凌奕軒臉色大變,盯了這個豁出去的女人一眼,連忙飛進火裡。
“哈!”尹諾雨退到一邊,一邊緩緩往高處走,一邊看着這邊失控的場面,放聲大笑:“姓凌的,你以爲將我送到烏氏國,讓我在這個洛城永遠消失,我就會對你感激涕零了嗎?你錯了,我說過,我這輩子永遠不可能離開御敕府......你越是送我走,我就越要讓你御敕府萬衆矚目。現在的情況你滿意嗎?你的愛妾與弟弟雙雙抱在牀上,讓衆人抓個現行,你有沒有覺得很榮耀?”
“你這個瘋女人!”凌奕軒無暇顧她,先給京雲割斷繩索,讓部下帶出去,再去救輕雪。只見輕雪已讓濃煙嗆得大咳不已,臉蛋變得慘白慘白,胸口起伏不已。有一瞬間,他覺得她這模樣極似一朵即將凋敗的白梅。他記得之前,她還對他大吼,他不配得到鳳羽的愛,那般忿恨。
鳳羽。
他斂住心神,快速給她鬆綁,護在懷裡,飛出去。而後將昏迷過去的她放平在地上。
這個時候,火裡的人都給救出來了,卻有個人“噗通”一聲撲進了火裡,如一片高傲的落葉,“我知道今日你一定不會放過我,也不會放過我大哥,所以我要用血祀的方式詛咒你生生世世得不到愛,家破人亡,兄弟相殘,哈哈哈哈哈......”

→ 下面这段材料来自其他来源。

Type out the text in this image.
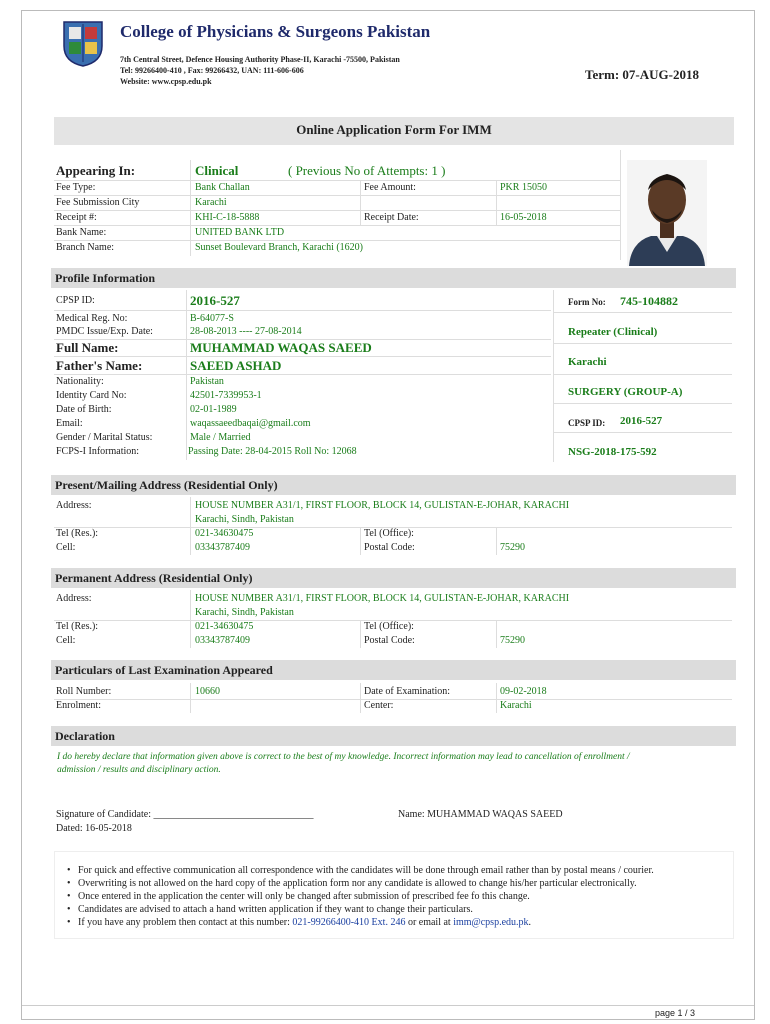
College of Physicians & Surgeons Pakistan
7th Central Street, Defence Housing Authority Phase-II, Karachi -75500, Pakistan
Tel: 99266400-410 , Fax: 99266432, UAN: 111-606-606
Website: www.cpsp.edu.pk	Term: 07-AUG-2018
Online Application Form For IMM
Appearing In:	Clinical	( Previous No of Attempts: 1 )
Fee Type:	Bank Challan	Fee Amount:	PKR 15050
Fee Submission City	Karachi
Receipt #:	KHI-C-18-5888	Receipt Date:	16-05-2018
Bank Name:	UNITED BANK LTD
Branch Name:	Sunset Boulevard Branch, Karachi (1620)
Profile Information
CPSP ID:	2016-527
Medical Reg. No:	B-64077-S
PMDC Issue/Exp. Date:	28-08-2013 ---- 27-08-2014
Full Name:	MUHAMMAD WAQAS SAEED
Father's Name:	SAEED ASHAD
Nationality:	Pakistan
Identity Card No:	42501-7339953-1
Date of Birth:	02-01-1989
Email:	waqassaeedbaqai@gmail.com
Gender / Marital Status:	Male / Married
FCPS-I Information:	Passing Date: 28-04-2015 Roll No: 12068
Form No: 745-104882
Repeater (Clinical)
Karachi
SURGERY (GROUP-A)
CPSP ID: 2016-527
NSG-2018-175-592
Present/Mailing Address (Residential Only)
Address:	HOUSE NUMBER A31/1, FIRST FLOOR, BLOCK 14, GULISTAN-E-JOHAR, KARACHI
Karachi, Sindh, Pakistan
Tel (Res.):	021-34630475	Tel (Office):
Cell:	03343787409	Postal Code:	75290
Permanent Address (Residential Only)
Address:	HOUSE NUMBER A31/1, FIRST FLOOR, BLOCK 14, GULISTAN-E-JOHAR, KARACHI
Karachi, Sindh, Pakistan
Tel (Res.):	021-34630475	Tel (Office):
Cell:	03343787409	Postal Code:	75290
Particulars of Last Examination Appeared
Roll Number:	10660	Date of Examination:	09-02-2018
Enrolment:	Center:	Karachi
Declaration
I do hereby declare that information given above is correct to the best of my knowledge. Incorrect information may lead to cancellation of enrollment /
admission / results and disciplinary action.
Signature of Candidate: ________________________________
Dated: 16-05-2018
Name: MUHAMMAD WAQAS SAEED
• For quick and effective communication all correspondence with the candidates will be done through email rather than by postal means / courier.
• Overwriting is not allowed on the hard copy of the application form nor any candidate is allowed to change his/her particular electronically.
• Once entered in the application the center will only be changed after submission of prescribed fee fo this change.
• Candidates are advised to attach a hand written application if they want to change their particulars.
• If you have any problem then contact at this number: 021-99266400-410 Ext. 246 or email at imm@cpsp.edu.pk.
page 1 / 3
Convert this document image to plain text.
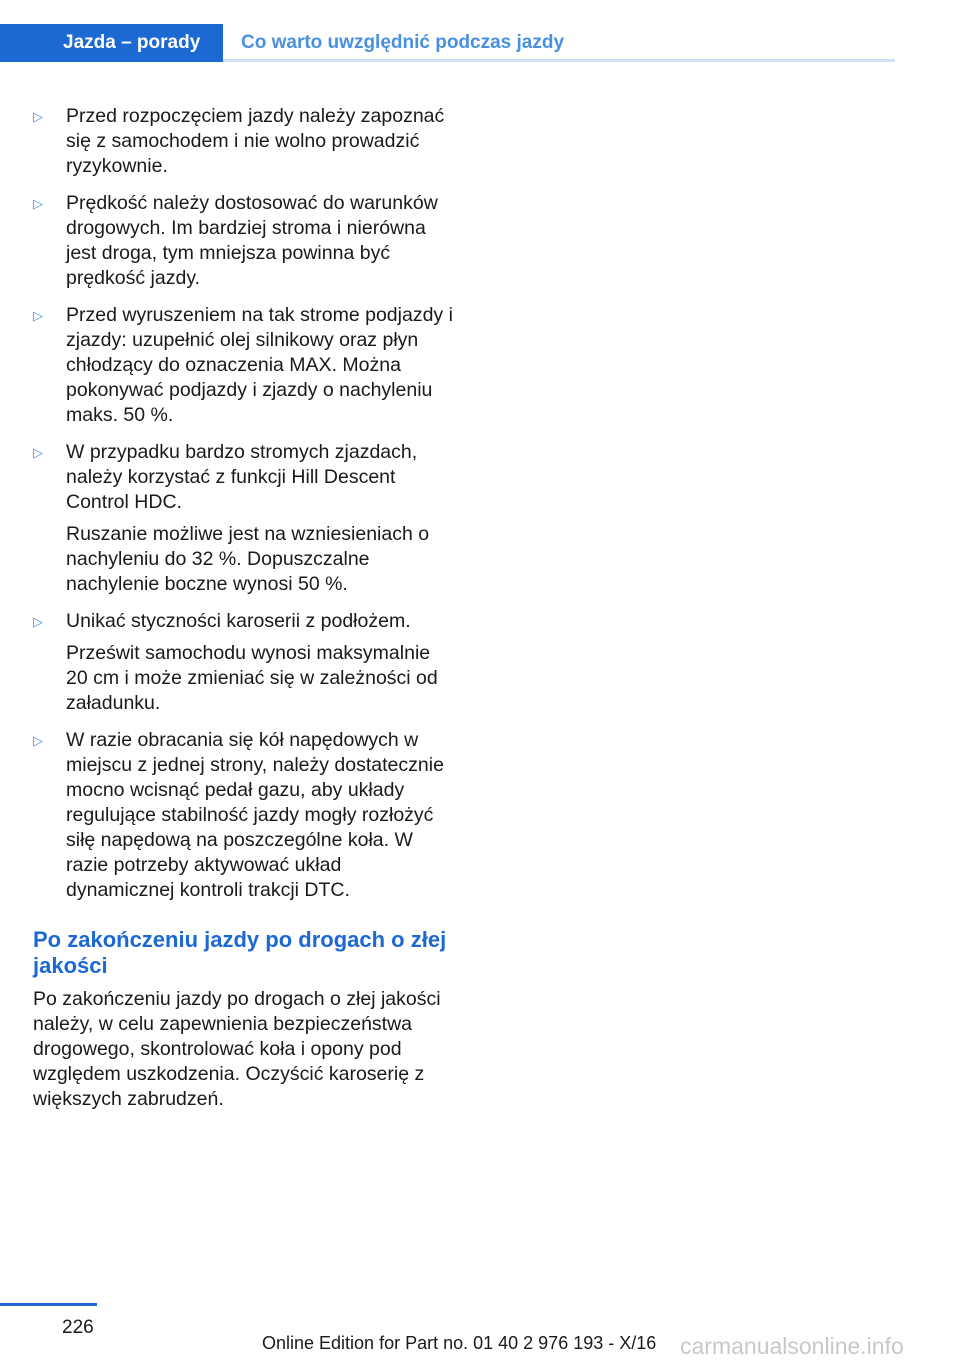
Jazda – porady	Co warto uwzględnić podczas jazdy
▷	Przed rozpoczęciem jazdy należy zapoznać się z samochodem i nie wolno prowadzić ryzykownie.

▷	Prędkość należy dostosować do warunków drogowych. Im bardziej stroma i nierówna jest droga, tym mniejsza powinna być prędkość jazdy.

▷	Przed wyruszeniem na tak strome podjazdy i zjazdy: uzupełnić olej silnikowy oraz płyn chłodzący do oznaczenia MAX. Można pokonywać podjazdy i zjazdy o nachyleniu maks. 50 %.

▷	W przypadku bardzo stromych zjazdach, należy korzystać z funkcji Hill Descent Control HDC.

Ruszanie możliwe jest na wzniesieniach o nachyleniu do 32 %. Dopuszczalne nachylenie boczne wynosi 50 %.

▷	Unikać styczności karoserii z podłożem.

Prześwit samochodu wynosi maksymalnie 20 cm i może zmieniać się w zależności od załadunku.

▷	W razie obracania się kół napędowych w miejscu z jednej strony, należy dostatecznie mocno wcisnąć pedał gazu, aby układy regulujące stabilność jazdy mogły rozłożyć siłę napędową na poszczególne koła. W razie potrzeby aktywować układ dynamicznej kontroli trakcji DTC.

Po zakończeniu jazdy po drogach o złej jakości

Po zakończeniu jazdy po drogach o złej jakości należy, w celu zapewnienia bezpieczeństwa drogowego, skontrolować koła i opony pod względem uszkodzenia. Oczyścić karoserię z większych zabrudzeń.

226
Online Edition for Part no. 01 40 2 976 193 - X/16 carmanualsonline.info
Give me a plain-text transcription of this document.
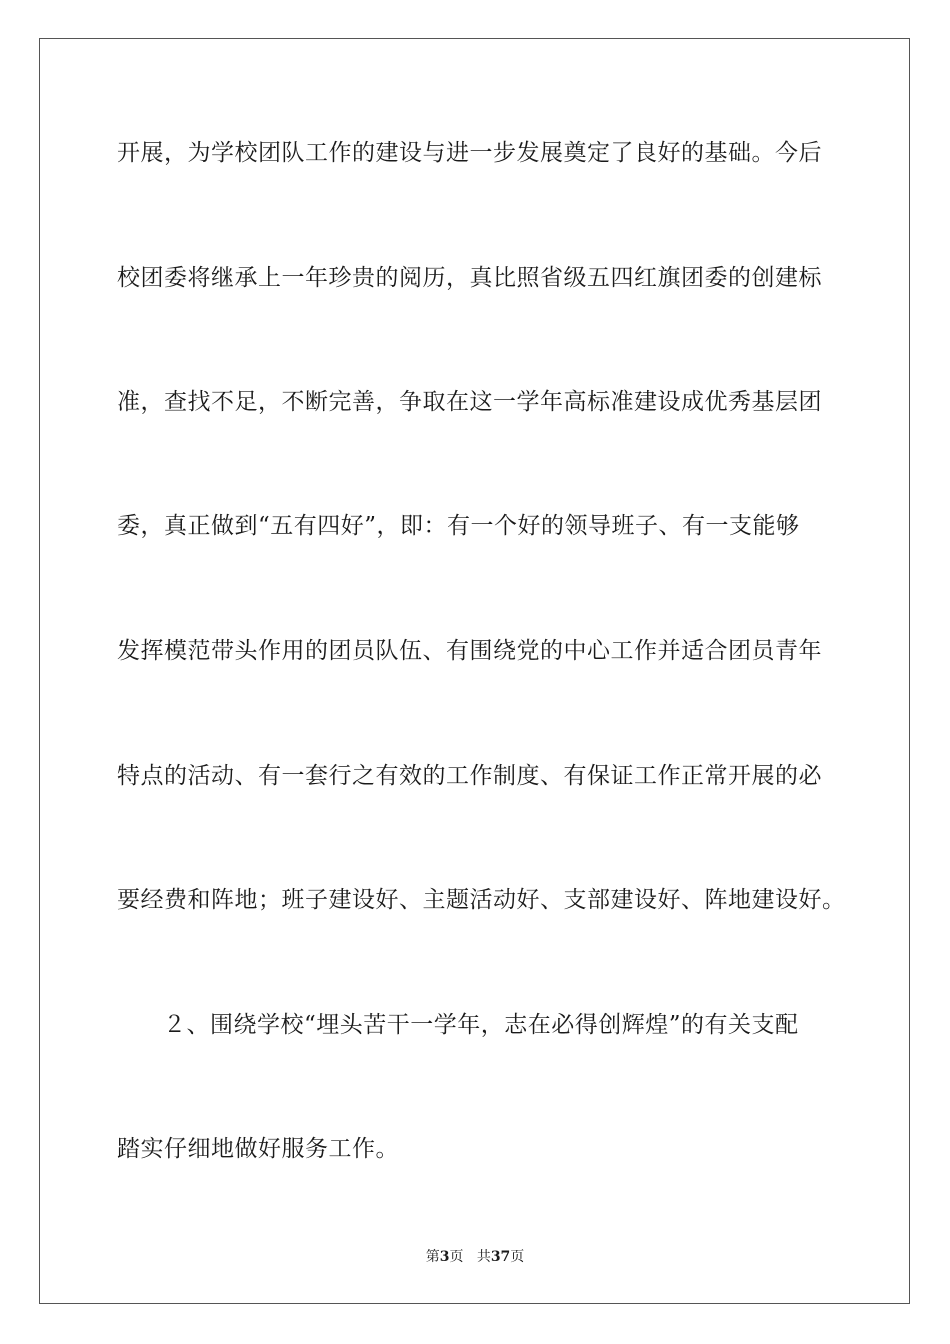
开展，为学校团队工作的建设与进一步发展奠定了良好的基础。今后
校团委将继承上一年珍贵的阅历，真比照省级五四红旗团委的创建标
准，查找不足，不断完善，争取在这一学年高标准建设成优秀基层团
委，真正做到“五有四好”，即：有一个好的领导班子、有一支能够
发挥模范带头作用的团员队伍、有围绕党的中心工作并适合团员青年
特点的活动、有一套行之有效的工作制度、有保证工作正常开展的必
要经费和阵地；班子建设好、主题活动好、支部建设好、阵地建设好。
２、围绕学校“埋头苦干一学年，志在必得创辉煌”的有关支配
踏实仔细地做好服务工作。
第3页 共37页
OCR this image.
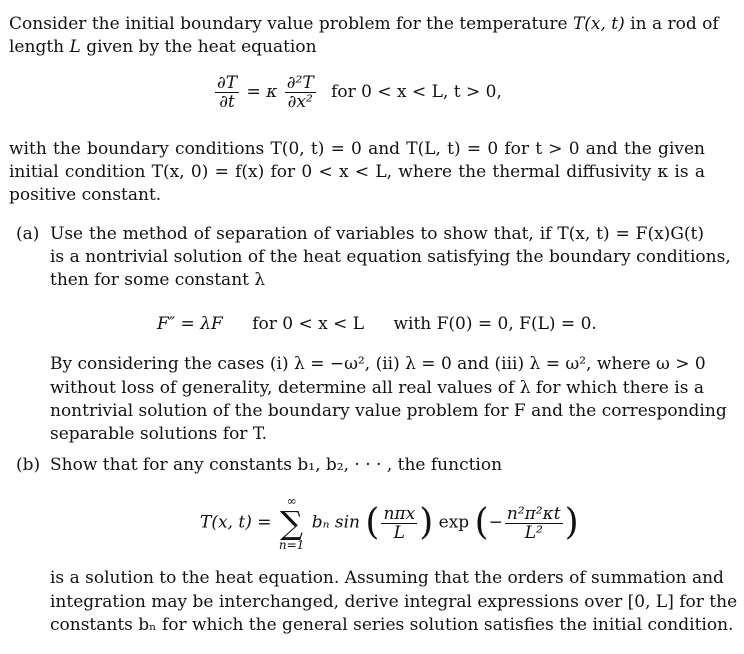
Consider the initial boundary value problem for the temperature T(x, t) in a rod of
length L given by the heat equation
$\frac{\partial T}{\partial t} = \kappa \frac{\text{∂²T}}{\text{∂x²}}$ for 0 < x < L, t > 0,
with the boundary conditions T(0, t) = 0 and T(L, t) = 0 for t > 0 and the given
initial condition T(x, 0) = f(x) for 0 < x < L, where the thermal diffusivity κ is a
positive constant.
(a) Use the method of separation of variables to show that, if T(x, t) = F(x)G(t)
is a nontrivial solution of the heat equation satisfying the boundary conditions,
then for some constant λ
F″ = λF for 0 < x < L with F(0) = 0, F(L) = 0.
By considering the cases (i) λ = −ω², (ii) λ = 0 and (iii) λ = ω², where ω > 0
without loss of generality, determine all real values of λ for which there is a
nontrivial solution of the boundary value problem for F and the corresponding
separable solutions for T.
(b) Show that for any constants b₁, b₂, · · · , the function
T(x, t) =
∞
∑
n=1
bₙ sin ( $\frac{\text{nπx}}{L}$ ) exp (− $\frac{\text{n²π²κt}}{\text{L²}}$ )
is a solution to the heat equation. Assuming that the orders of summation and
integration may be interchanged, derive integral expressions over [0, L] for the
constants bₙ for which the general series solution satisfies the initial condition.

只見熊熊大火裡,鮮紅的血從柴枝上溢了出來,滴在縫隙裡,蜿蜒。這個女人以劍自刎投身火海了,而那隻帶有梅花硃砂記的左手露在外面。
凌奕軒看一眼躺在地上昏迷過去的京雲,深眸中劃過一絲愧疚。
“爺......爺,是大夫人讓奴婢這麼做的,當時大夫人一醒來,就吵着要下船,可是侍衛不讓走......後來側夫人剛好出現了,大夫人就想到了這個辦法,她讓奴婢脫掉側夫人和京雲少爺的衣物,製造假象,而後在有人來後就喊救命......之後大夫人給奴婢一大筆錢,讓奴婢去外地謀生......所以,所以那些銀子不是奴婢偷的,求爺饒命......”見識到主子的下場,柳文焉早已嚇得趴在地上直打哆嗦。其實她早就知曉主子與京雲少爺之間的私情了,也伺候着,只是身爲奴,必須得想主子之所想,急主子之所急,不到生命攸關的關頭,絕不能說實話。現在,主子自殺身亡了,她果真要自救了。
“將她拖回府。”這是男主子對她的赦免,沒說要殺她,也沒說要趕她,只是說回府,靜靜的。她悄悄擡起頭,看到高大偉岸的男主子重新跨上了馬,帶着一干人等往凌府方向走,背影有些沉重。
就這樣,這樁醜事暫時落幕了,帶着一個女人的怒氣與詛咒,暫且劃上一個句點。
而後,天空下了一場雨,很大很大的雨,洗去了柴禾上的那些血珠和空氣中飄着的沉悶。